More interesting songs

I travelled to London back in February to what I thought was going to be my only opportunity to see Deep Purple for a considerable time, which, unfortunately also turned out to be Jon Lord's last full show with them. The rest of the tour was curtailed due to the state of health of several members of the band. To my good fortune, the date of the replacement show in Birmingham, was on a night where I would be able to attend, and so I immediately rushed to obtain tickets.

Having purchased tickets for the sixth row, my 10-year-old daughter begged me to take her to the show that evening, which meant that to get extra tickets, I had to sacrifice that position to watch from the side of the stage, with a restricted view, much of the stage out of sight behind the side fill monitors.

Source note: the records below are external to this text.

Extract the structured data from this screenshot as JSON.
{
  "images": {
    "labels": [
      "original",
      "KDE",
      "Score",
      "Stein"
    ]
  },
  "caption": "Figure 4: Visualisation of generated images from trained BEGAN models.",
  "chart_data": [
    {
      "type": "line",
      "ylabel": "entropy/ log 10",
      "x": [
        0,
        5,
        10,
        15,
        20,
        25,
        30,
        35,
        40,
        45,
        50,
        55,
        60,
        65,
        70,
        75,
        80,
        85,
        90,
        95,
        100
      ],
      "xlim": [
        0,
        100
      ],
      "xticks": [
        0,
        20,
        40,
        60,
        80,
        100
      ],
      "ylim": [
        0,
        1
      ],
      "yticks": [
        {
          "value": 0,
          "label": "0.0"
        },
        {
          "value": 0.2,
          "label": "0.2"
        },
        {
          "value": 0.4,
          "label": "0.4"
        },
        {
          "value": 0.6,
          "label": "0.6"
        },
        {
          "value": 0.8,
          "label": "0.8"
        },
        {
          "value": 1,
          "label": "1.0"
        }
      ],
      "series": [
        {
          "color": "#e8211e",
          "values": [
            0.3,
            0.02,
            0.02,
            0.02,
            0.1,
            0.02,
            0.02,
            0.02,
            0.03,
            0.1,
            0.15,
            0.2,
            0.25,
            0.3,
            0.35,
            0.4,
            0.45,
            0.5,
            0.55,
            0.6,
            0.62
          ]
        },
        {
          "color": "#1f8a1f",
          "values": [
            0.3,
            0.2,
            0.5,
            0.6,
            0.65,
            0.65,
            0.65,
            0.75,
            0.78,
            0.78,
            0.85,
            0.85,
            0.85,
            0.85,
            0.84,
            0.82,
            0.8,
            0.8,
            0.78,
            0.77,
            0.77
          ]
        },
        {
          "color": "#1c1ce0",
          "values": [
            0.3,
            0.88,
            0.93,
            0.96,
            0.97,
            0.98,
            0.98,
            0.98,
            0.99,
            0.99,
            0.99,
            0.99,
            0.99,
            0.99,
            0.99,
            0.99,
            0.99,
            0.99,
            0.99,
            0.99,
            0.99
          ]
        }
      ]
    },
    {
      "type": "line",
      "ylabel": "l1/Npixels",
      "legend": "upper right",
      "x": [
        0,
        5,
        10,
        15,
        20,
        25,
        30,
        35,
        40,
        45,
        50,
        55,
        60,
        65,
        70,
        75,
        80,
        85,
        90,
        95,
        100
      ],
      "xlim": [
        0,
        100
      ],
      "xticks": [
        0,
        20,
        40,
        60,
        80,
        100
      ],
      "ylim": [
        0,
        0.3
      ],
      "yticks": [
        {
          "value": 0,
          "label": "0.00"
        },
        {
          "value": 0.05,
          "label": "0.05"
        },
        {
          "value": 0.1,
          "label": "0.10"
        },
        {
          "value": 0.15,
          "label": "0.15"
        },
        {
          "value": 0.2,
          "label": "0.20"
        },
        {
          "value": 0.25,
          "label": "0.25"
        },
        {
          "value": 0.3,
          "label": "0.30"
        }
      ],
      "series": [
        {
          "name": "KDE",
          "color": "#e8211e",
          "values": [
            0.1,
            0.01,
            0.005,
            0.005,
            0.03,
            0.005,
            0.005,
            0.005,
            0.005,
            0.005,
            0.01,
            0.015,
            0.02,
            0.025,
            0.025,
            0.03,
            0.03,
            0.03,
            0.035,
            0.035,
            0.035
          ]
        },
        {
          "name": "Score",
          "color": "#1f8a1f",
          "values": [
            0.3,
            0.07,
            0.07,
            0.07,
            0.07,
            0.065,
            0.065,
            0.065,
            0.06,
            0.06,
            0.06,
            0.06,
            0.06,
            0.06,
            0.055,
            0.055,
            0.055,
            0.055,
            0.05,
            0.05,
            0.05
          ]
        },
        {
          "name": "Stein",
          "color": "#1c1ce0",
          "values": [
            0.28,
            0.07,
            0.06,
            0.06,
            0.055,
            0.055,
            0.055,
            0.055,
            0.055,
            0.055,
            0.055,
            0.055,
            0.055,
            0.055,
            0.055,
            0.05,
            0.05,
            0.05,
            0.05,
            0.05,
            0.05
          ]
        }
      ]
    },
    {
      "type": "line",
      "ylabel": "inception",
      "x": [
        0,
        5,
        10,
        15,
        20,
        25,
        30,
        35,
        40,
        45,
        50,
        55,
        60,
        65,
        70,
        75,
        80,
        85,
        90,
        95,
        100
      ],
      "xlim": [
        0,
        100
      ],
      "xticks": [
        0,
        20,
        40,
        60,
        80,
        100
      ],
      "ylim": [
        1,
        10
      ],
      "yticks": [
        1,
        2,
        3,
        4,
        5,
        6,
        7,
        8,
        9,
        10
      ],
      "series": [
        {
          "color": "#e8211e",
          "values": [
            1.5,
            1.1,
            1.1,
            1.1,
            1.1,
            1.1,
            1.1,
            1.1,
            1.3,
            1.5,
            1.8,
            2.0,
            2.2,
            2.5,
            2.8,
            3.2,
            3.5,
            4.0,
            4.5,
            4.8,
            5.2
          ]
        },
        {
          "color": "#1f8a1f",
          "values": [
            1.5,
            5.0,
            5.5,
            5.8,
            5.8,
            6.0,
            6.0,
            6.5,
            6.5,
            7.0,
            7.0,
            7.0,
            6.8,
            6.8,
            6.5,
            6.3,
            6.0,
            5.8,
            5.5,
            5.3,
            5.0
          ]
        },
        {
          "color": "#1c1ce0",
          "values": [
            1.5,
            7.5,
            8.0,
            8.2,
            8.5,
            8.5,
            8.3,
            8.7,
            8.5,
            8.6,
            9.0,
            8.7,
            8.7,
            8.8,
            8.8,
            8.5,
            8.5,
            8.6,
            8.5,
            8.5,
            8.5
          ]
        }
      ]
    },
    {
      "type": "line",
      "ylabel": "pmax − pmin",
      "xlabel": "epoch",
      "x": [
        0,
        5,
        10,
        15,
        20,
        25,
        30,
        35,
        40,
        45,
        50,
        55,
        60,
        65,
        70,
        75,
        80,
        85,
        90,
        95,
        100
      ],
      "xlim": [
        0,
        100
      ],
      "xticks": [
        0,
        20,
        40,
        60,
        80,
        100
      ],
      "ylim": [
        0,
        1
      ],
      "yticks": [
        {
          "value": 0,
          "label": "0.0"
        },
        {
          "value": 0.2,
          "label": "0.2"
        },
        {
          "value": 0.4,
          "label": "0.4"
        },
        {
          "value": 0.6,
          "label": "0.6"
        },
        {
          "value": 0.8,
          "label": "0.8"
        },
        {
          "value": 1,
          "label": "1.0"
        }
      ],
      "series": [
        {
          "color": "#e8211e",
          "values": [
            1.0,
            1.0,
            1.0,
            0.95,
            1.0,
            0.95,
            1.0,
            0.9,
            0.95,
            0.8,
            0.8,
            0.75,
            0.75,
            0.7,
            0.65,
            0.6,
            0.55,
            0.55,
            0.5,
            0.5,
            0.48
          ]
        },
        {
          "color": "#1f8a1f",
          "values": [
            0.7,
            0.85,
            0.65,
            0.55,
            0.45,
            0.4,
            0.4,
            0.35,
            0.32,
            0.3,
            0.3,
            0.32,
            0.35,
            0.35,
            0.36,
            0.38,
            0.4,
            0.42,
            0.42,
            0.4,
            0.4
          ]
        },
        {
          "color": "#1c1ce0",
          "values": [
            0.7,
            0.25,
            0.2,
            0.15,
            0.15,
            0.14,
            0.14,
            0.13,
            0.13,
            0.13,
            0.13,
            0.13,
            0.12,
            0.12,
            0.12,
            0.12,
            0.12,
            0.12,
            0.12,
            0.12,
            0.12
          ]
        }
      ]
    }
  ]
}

However, seeing how much she enjoyed the show made that all worthwhile. Her day was really made when after the show, all six members of the band were kind enough to sign autographs, and talk to her. It was good to here that Ian Gillan is not planning to retire soon, I hope that that applies to everybody else.

From my own perspective as a long time follower of Deep Purple (and of the bands various members have been in while Deep Purple were apart), the show should have been far more interesting. If they wish to be taken seriously as a band of today, then surely there ought to be more than three songs (Ted The Mechanic, Perfect Strangers and The Well Dressed Guitar) which are less than 30 years old. They have a wealth of material from Purpendicular and Abandon, especially Cascades, Rosa's Cantina, Sometimes I Feel Like Screaming, Watching The Sky, Almost Human, etc... Many other older but under-used songs, such as Fools, Demon's Eye and Pictures Of Home would also have been very welcome.

I suppose that having seen them on the Purpendicular tour in 1996, to expect to see such an imaginative show ever again would be too much to expect, but more of 'The Best of Deep Purple' rather than 'Deep Purple's Greatest Hits' would be very welcome next time.

The band all played very well, and Ian Gillan's voice was in excellent form throughout the show, but the sound lacked the clarity of recent tours, and was much louder than it had been since the departure of Ritchie Blackmore.

Don Airey is an excellent keyboard player, and I am certain that with time, hopefully during the recording of the new album, he and the rest of the band will learn to recapture the Purple sound, which immediately became apparent as soon as Jon Lord began the intro to Perfect Strangers.

Looking forward to the new album and the next tour, and also to seeing what Jon Lord means when he tells us that there is plenty of music left in him yet.